5. Carbon Monoxide in Smoke Is a Poisonous Gas
You wouldn’t inhale the fumes from car exhaust because you know they could kill you, so why do you smoke cigarettes? Smoking contains carbon dioxide, too. While it may not be in amounts that will kill you as quickly as inhaling car exhaust fumes, the long-term effects are still present.
Carbon monoxide interferes with your red blood cells’ ability to carry oxygen to the rest of your cells, making your heart beat faster and work harder. It also impacts your brain; you may experience increased anxiety, poorer performance of tasks, impaired memory and thinking problems as a result of smoking.
6. Cigarette Smoking Causes Premature Death
Cigarette smoking is directly responsible for over 20 percent of deaths in the United States. Almost 90 percent of people who die from lung cancer lose their lives due to smoking. Avoiding smoking is the most preventable way to avoid premature death and the terrible suffering that comes with it.
7. Tobacco Products Cause Cancer
Lung cancer isn’t the only form of cancer you are putting yourself at risk for developing if you smoke. Smoking tobacco raises your risks of developing mouth and throat cancers, which can be particularly disfiguring, painful, and hard to live with.
Living with and dying from cancer is often a long and difficult process for patients, as well as their loved ones. Pancreatic, esophageal, kidney, stomach, cervical and bladder cancer risks are raised when you smoke.
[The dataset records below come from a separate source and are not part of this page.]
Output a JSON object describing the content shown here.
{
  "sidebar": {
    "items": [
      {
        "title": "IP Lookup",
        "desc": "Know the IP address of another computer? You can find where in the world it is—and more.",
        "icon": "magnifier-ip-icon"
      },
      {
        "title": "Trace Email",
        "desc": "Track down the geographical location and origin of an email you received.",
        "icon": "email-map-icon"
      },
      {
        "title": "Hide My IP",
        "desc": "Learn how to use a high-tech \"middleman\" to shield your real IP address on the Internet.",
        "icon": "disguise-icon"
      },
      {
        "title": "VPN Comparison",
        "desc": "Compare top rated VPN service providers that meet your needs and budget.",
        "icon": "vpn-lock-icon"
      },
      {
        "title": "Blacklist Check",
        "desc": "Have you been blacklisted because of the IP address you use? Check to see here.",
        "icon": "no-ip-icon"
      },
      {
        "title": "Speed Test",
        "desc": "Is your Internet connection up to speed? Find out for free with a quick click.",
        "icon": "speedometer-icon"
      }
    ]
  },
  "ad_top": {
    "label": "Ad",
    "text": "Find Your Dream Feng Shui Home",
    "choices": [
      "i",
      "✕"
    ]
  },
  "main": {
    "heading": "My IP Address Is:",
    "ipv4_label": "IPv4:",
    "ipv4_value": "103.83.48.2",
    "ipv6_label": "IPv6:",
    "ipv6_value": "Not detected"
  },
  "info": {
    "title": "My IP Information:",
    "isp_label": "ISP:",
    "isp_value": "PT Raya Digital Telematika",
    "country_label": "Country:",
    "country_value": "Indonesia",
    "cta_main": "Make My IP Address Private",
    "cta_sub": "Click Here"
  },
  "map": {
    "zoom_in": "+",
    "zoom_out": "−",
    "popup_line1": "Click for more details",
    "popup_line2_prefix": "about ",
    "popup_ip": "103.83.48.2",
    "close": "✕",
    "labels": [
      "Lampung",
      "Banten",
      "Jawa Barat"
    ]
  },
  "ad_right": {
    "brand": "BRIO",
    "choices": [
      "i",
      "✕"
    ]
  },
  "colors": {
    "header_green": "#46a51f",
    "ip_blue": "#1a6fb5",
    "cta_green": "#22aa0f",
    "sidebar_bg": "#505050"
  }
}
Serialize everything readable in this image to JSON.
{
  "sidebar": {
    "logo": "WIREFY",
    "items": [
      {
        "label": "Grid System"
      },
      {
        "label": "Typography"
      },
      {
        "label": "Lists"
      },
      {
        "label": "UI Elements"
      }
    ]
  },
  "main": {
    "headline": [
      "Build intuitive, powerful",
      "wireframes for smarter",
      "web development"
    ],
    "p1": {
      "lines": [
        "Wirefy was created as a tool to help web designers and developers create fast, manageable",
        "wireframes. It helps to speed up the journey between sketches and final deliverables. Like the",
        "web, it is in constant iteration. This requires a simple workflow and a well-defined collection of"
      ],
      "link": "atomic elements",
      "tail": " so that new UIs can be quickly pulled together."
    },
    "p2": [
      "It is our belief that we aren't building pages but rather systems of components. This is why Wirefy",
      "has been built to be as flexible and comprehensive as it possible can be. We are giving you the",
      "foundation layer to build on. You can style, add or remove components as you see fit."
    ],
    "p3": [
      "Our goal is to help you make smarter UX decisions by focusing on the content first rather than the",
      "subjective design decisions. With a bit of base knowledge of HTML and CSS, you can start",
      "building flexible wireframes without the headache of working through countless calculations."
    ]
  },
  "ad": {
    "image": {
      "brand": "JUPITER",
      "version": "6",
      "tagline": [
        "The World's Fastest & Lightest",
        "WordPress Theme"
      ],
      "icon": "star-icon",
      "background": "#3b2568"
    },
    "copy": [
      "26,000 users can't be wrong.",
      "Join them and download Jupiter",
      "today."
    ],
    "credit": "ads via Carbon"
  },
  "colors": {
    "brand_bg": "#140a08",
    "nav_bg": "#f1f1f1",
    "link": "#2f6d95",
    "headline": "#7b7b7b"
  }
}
8. Tobacco Products Are Expensive
Many people use the excuse, “I would quit, but the patches and other medications I need are too expensive.” This is simply a cop out — you spend a lot more on tobacco products over the years than you would completing a smoking cessation program.
Most people don’t succeed on their first attempt to quit tobacco, but keep trying until you do. There are many therapies available, so find one or a combination of programs to suit you.
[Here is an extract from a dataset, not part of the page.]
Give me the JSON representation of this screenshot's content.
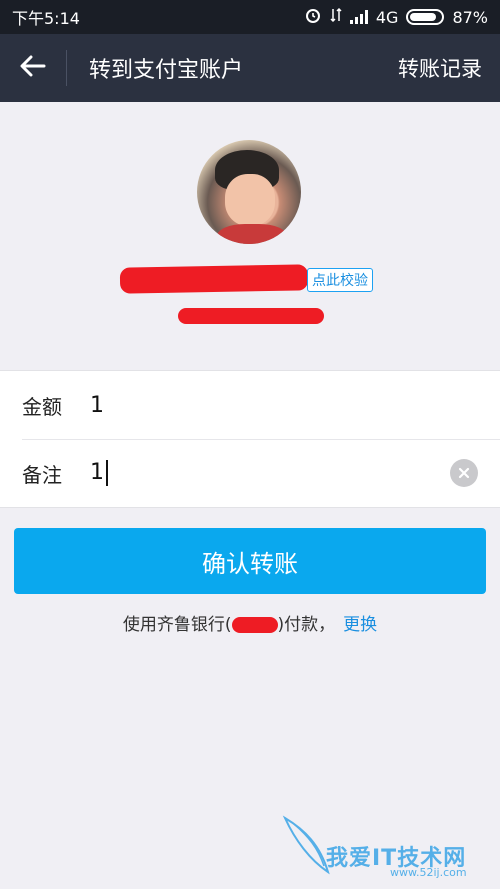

Medications, therapy, counseling and acupuncture are just a few of the many tools you have at your disposal. Most health insurance companies cover the cost of smoking cessation tools.
Check with the cancer society and health departments in your jurisdiction as well. Many health departments offer free or low-cost tools to help you end your addiction.
9. Smoking Is an Unhealthy Example for Your Loved Ones
While all family members are impacted due to their loved one’s illness, many become ill themselves due to exposure to secondhand smoke. Exposure to secondhand smoke puts adults around you at risk for ischemic heart disease, impaired lung function and lung cancer.
Secondhand smoke is particularly dangerous for children and pets. Children exposed to it are at risk for diminished lung function, asthma, and other respiratory illnesses.
10. Smoking Sends the Wrong Message to Those Who Love You
In addition to potentially harming the physical health of people you care about, if you smoke you are demonstrating that smoking is acceptable and too powerful to overcome. Even if you say, “I can’t quit, I have tried,” you are showing your loved ones that difficult problems aren’t worth fighting.
Do you really want your children or grandchildren to view you as someone who doesn’t care enough about yourself and loved ones that you won’t keep persevering until you succeed?